My previous question Can we prove that $1 + 2 + \dots + n = \frac{n(n+1)}{2}$ using a computer program? has a problem that it tries to cover too much ground. Here is a related question motivated by the comments.
In Lisp and certain other languages code and data are put on equal footing. Lisp is certainly strong enough to define abstractions, lazy evaluation and define types. I wonder if it is strong enough to prove simple statements about itself.
Important here... I only intend to prove specific theorems. It is quite clear we can't prove all theorems using any programming language.

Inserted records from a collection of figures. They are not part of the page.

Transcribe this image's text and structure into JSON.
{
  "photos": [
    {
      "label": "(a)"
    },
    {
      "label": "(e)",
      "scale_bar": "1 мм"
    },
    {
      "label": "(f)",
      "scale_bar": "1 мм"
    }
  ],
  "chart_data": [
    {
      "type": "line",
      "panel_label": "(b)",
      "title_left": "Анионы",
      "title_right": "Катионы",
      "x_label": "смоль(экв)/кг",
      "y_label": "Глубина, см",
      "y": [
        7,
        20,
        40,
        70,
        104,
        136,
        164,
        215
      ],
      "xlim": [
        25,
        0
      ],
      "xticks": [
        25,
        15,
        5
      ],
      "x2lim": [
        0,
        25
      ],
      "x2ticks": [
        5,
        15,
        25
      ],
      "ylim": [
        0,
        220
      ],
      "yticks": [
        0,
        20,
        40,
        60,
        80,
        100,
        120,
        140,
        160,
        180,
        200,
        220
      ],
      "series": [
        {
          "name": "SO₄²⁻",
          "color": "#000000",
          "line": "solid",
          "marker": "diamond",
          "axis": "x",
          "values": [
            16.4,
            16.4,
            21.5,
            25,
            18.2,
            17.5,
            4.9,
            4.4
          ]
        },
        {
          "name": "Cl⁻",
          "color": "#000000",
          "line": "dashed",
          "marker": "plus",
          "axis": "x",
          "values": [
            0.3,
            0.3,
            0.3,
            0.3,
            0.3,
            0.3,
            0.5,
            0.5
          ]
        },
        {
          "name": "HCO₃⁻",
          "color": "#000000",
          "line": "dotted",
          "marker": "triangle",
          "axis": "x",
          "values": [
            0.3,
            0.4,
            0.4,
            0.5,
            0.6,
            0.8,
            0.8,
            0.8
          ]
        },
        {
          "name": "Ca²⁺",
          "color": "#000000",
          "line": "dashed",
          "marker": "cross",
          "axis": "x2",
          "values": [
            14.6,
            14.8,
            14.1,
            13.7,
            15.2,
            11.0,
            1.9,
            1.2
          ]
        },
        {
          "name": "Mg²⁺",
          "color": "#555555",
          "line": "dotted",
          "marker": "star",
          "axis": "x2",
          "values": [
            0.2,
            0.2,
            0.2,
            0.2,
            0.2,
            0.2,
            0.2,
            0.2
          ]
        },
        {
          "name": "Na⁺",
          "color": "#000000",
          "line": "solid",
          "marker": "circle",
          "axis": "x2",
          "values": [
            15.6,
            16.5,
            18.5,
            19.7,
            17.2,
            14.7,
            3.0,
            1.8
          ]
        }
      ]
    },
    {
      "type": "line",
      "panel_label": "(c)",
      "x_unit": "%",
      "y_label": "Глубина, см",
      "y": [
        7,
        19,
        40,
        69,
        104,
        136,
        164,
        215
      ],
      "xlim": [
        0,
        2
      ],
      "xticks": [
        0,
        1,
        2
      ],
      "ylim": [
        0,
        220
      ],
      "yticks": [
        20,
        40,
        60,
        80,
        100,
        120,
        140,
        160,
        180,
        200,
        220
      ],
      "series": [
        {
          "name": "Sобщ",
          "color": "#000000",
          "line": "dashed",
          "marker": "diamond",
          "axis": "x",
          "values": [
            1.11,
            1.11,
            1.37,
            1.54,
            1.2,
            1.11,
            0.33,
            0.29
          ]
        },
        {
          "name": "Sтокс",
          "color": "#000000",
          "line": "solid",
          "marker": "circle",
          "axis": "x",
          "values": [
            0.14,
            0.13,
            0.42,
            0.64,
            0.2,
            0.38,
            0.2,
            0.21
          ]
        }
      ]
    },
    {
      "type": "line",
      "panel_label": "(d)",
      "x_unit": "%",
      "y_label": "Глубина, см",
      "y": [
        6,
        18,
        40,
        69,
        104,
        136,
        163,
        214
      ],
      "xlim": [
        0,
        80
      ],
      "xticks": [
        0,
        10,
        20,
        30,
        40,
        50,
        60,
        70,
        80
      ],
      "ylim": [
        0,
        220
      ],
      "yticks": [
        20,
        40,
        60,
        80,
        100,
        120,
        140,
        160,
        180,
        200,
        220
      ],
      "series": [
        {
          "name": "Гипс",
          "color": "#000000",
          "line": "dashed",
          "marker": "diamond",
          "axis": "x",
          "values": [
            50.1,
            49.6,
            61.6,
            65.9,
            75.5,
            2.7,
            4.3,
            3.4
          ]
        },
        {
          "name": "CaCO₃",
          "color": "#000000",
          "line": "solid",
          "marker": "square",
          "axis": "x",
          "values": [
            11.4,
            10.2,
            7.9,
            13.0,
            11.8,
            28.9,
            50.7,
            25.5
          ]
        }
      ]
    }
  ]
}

Let's try: $1 + 2 + 3 + 4 + \dots + n = \frac{n(n+1)}{2}$. Then we statement:
$$ P(1): 1 = \frac{1(1+1)}{2} \text{ and }P(n):1 + 2 + 3 + 4 + \dots + n = \tfrac{n(n+1)}{2} $$
We need to show that $\boxed{P(n) \to P(n+1)}$ this type of statement seems simple enough that we could try to verify it within Lisp itself. I could be wrong.
This couldn't be so hard. We have two functions:
$F_1(n) = 1 + 2 + 3 + \dots + n$ and $F_2(n) = \frac{n(n+1)}{2}$
In both cases there is some type of recursion $F(n+1) = (n+1) + F(n)$
Then we could show the implication $F_1(n) = F_2(n) \to F_1(n+1) = F_2(n+1)$
The induction step should be expressible as a recursion. If the program itself can't prove induction statements, perhaps it can just summarize them in some kind of way.
In Haskell, the strong type means that once it compiles you have proven the types agree. This may not be as strong as proving other types of theorems.
I am not an expert in proof-checkers so excuse me if I get the basic concepts wrong.